Had you been on the mall that day, it is possible you would not have seen anything remarkable. What occurred when Nathan Phillips beat his drum by Nicholas Sandmann was a virtual event, largely on Twitter, in which a snippet of video, and even more, the mere thumbnail of the video, drove outrage and condemnation one way on one day, slipping the surly bonds of social media and becoming hot-take mainstream news; and then, after facts emerged and there was time for reflection, less than 24 hours later, reflection was itself attacked by people who insisted the hot take was the true take and anything else was gaslighting.

News media were wallowing in “a ruinous glut of certainty,” said Bob Garfield, a host of the public radio program On The Media. “It was as if the press ... were not just feeding on Twitter but turning into Twitter – which is to say, reflexive, emotional, careless and shallow.”

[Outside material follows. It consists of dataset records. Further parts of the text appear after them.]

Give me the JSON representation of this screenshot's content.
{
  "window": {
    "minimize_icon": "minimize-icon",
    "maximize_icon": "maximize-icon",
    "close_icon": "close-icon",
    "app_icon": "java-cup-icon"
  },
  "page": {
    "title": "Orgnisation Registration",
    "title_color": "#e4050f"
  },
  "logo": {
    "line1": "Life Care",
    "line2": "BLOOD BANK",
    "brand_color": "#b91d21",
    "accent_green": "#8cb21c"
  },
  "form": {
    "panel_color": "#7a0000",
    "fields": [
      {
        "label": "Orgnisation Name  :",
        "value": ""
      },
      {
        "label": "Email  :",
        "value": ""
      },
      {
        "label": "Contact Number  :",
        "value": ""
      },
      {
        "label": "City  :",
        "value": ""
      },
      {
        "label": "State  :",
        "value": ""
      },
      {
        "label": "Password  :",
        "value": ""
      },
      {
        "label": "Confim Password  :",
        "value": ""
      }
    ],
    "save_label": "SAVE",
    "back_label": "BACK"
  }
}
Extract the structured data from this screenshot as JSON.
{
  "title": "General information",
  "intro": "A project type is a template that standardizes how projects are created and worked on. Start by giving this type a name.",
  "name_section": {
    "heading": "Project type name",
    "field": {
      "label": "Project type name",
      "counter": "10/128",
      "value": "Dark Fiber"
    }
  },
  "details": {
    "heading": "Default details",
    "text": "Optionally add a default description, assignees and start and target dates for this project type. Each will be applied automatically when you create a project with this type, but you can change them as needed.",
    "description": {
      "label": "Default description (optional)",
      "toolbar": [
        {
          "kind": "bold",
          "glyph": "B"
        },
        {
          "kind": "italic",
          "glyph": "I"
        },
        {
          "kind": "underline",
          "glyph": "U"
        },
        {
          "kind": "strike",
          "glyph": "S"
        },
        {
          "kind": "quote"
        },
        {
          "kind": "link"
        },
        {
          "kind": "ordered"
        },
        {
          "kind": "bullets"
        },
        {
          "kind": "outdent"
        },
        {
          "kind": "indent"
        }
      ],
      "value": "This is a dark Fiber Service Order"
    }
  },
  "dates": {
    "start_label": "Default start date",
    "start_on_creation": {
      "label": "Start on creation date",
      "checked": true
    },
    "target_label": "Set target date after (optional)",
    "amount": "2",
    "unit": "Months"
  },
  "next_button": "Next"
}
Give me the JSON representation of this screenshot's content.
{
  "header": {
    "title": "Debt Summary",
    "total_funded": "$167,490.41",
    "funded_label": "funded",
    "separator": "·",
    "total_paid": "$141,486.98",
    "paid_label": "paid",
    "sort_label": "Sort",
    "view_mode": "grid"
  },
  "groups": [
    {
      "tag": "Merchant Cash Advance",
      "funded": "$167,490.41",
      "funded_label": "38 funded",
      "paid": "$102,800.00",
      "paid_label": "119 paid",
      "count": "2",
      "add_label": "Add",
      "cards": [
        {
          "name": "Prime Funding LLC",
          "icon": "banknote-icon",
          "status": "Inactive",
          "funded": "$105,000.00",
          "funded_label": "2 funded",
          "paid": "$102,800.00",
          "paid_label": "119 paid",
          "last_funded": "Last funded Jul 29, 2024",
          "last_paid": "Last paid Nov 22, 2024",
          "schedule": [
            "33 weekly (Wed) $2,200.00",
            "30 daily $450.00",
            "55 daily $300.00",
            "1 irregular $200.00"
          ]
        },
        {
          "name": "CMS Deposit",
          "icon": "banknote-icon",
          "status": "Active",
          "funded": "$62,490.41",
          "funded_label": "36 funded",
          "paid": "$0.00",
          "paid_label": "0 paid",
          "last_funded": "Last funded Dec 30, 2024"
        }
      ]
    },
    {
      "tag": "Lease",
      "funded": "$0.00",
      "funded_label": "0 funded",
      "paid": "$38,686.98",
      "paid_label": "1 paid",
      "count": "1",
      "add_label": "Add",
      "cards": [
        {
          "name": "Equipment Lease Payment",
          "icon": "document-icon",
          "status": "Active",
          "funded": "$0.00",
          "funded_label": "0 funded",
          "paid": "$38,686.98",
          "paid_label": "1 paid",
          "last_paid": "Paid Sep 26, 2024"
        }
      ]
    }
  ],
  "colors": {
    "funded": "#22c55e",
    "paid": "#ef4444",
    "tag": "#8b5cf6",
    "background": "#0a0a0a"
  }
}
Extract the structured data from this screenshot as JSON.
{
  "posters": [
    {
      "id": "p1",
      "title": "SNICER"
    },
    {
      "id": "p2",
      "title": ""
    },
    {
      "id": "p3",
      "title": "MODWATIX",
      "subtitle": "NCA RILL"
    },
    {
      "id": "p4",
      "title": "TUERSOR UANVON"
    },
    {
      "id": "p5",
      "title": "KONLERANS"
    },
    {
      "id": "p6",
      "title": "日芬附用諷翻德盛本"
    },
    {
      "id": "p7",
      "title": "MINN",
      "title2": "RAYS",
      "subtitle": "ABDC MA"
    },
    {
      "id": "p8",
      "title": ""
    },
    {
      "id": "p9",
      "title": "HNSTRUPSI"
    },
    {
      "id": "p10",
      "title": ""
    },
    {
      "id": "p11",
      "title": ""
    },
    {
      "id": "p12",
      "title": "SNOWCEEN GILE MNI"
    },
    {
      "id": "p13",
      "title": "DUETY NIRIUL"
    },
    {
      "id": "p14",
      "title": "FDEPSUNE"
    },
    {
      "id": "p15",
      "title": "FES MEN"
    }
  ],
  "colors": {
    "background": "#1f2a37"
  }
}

Katie Herzog, a staff writer at the left-leaning Seattle weekly The Stranger, reflecting on this, said that Twitter – “with no space for context and a reward system that encourages viral outrage – brings out all our worst instincts, my own included. Twitter feels to me like a battleground, like every time I log on, I’m ready to stab someone in the neck ...

“Something must change. Twitter drama is taking up too much space in the media and too much space in our culture at large.”

We are not naive enough to wish Twitter gone simply because we know it makes no difference: It will be with us as long as the rush works or until something even more enticing takes its place. This is true of social media generally. They do some fine things and they also cater to fallen angels.

Humans have had the Roman Coliseum, town criers, the telegraph, professional wrestling, CB radio, local access cable, fiber-optic cable, the Sims and iPhones, Reddit and Alexa, but nothing has supplied such a nest of malice and twigs.

Other than that, we wish Tyler Sandberg well in his new job.